Is there a way of going on match.com and looking for his account? I know on tinder and other apps you can filter by location and would be able to find him - not sure how match.com works though. I think some dating sites also show you how recently someone’s account was active too, so that might be an option. If it was me, I’d either do that or try the email reset option, if you can still access his emails. But if he has made an account, he might know you’re onto him and be covering his tracks.

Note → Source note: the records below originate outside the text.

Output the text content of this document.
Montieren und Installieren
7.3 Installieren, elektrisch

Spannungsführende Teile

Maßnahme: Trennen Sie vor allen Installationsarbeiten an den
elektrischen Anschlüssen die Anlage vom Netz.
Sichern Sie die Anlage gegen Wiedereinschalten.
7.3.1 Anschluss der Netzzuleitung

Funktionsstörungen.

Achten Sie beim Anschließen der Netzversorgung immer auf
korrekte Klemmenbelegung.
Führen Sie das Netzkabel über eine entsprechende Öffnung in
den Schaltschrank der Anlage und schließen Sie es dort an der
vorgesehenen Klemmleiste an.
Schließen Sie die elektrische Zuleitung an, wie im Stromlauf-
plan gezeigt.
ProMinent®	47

CluelesslyCurious · 09/12/2022 19:31

I will try the email reset at some point thank you everyone who suggested that. But I will wait until he doesn’t have his phone as I don’t want him to suspect that I am doing my due diligence and give him the chance to delete any “evidence” off his phone.

OP posts:
ItsOnlyNovember · 09/12/2022 19:33

If it walks like a duck.... it's a big gaslighting twat of a duck.

Sorry OP Flowers

CluelesslyCurious · 09/12/2022 19:34

I don’t actually know how match.com works, I’ve never done OLD. His name is also quite generic so I probably wouldn’t be able to find his profile anyway.

OP posts:
MrJollyLivesNextDoor · 09/12/2022 19:35

If it was a genuine 'error' type of thing he would not have been calling you crazy and insecure.

This is a massive red flag.

I'd be creating my own dummy profile asap and looking for him on there. Sadly if you do this, I suspect you will find him on there.

MrJollyLivesNextDoor · 09/12/2022 19:36

CluelesslyCurious · 09/12/2022 19:34

I don’t actually know how match.com works, I’ve never done OLD. His name is also quite generic so I probably wouldn’t be able to find his profile anyway.

You'd find him based on location

TheRealKatnissEverdeen · 09/12/2022 19:36

You may see his pic though....we need some match.com experts

CluelesslyCurious · 09/12/2022 19:42

@MrJollyLivesNextDoor Yes it was the total overreaction from him that makes me suspect he is guilty. I didn’t come at him crazy or anything but of course my tone was accusatory because it’s not everyday your husband gets emails from a dating website!